Religiöses

Die Heilige mit dem Bart

Die Heilige mit dem Bart

 

Die Conchita ist ja nicht wirklich eine moderne Erscheinung. Schon vor mehr als 500 Jahren gab es ein Weib, das zur Ehre der Altäre gelangt ist – die heilige Wilgefortis, auch Heilige Kümmernis genannt. Sie war – nach der Legende – eine Königstochter, die heimlich das Christentum angenommen hatte. Ihr Vater, ein strammer Heide, wollte sie mit einem ebenfalls heidnischen Prinzen zwangsverheiraten. Das lief dem Glauben der Braut aber zuwider, die in ihrer Not himmlischen Beistand erflehte, der ihr auch in ungewöhnlicher Weise zuteil wurde – es wuchs ihr ein Bart.

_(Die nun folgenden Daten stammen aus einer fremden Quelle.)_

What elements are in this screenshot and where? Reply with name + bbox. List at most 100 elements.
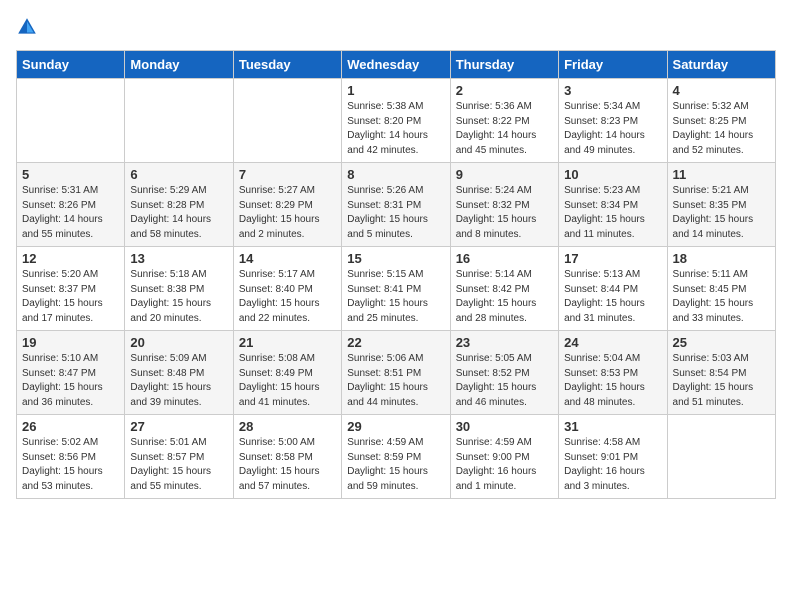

Solcherart entstellt floh sie der präsumtive Bräutigam von Entsetzen geschüttelt. Die Hochzeit fiel ins Wasser. Das hatte natürlich entsprechende Folgen: der empörte und verständnislose Vater ließ die bärtige Tochter ans Kreuz schlagen und dergestalt hinrichten. Von Toleranz also (noch) keine Spur.

Zitat aus einem Morgenstern-Gedicht: „Und Sankt Anton gerufen eilig/sprach nichts als: „heilig, heilig, heilig!“

Sankt Anton war es nicht, aber heiliggesprochen wurde die Bart-Jungfrau dennoch. Der grausliche Bart hat ihr geholfen, ihre Tugend und Unschuld zu bewahren. Das verdient himmlische Anerkennung.

Bei unserer Königin der Herzen, der Conchita Wurst ist das etwas anders: Eine Jungfrau ist das nicht sondern ein Mann, der sich als Frau verkleidet, die sich einen Bart hat wachsen lassen. Und Conchita will ja die prinzlichen Buben nicht abschrecken sondern eher anlocken und wahrscheinlich kommen die auch jetzt in Scharen und bereiten sich, das Bett des Bart-Weibes vorzuwärmen, wobei sich die Frage erhebt, ob die entsprechenden Herren den Bart als erotische Anregung überhaupt wahrnehmen können, weil ja normalerweise die angestrebte Begegnung nicht von Angesicht zu Angesicht erfolgen wird, sondern auf die in diesen Kreisen übliche und praktikable.

Damit schließe ich erst einmal das Kapitel „Wurst“ obwohl über das Ende der Toleranz, das durch ihren Erfolg eingeläutet worden ist, noch zu sprechen sein wird.

 

P.S.: Noch eine zweite bärtige Heilige gibt es: die heilige Galla, der zwar kein Bart gewachsen ist, die sich aber einen umgehängt hat, um die zudringlichen Männer abzuschrecken, was ihr auch gelang. In unserer heutigen Zeit wäre aber die Bartgeschichte ein herber Fehlschlag geworden, weshalb ich von dieser Methode dringend abrate.

Heute würde es genügen, bei den Grünen einzutreten und für die EU zu kandidieren. Soll wunderbar funktionieren. Die Genderinnen wird man aber damit nicht loswerden. Nicht allen macht das etwas.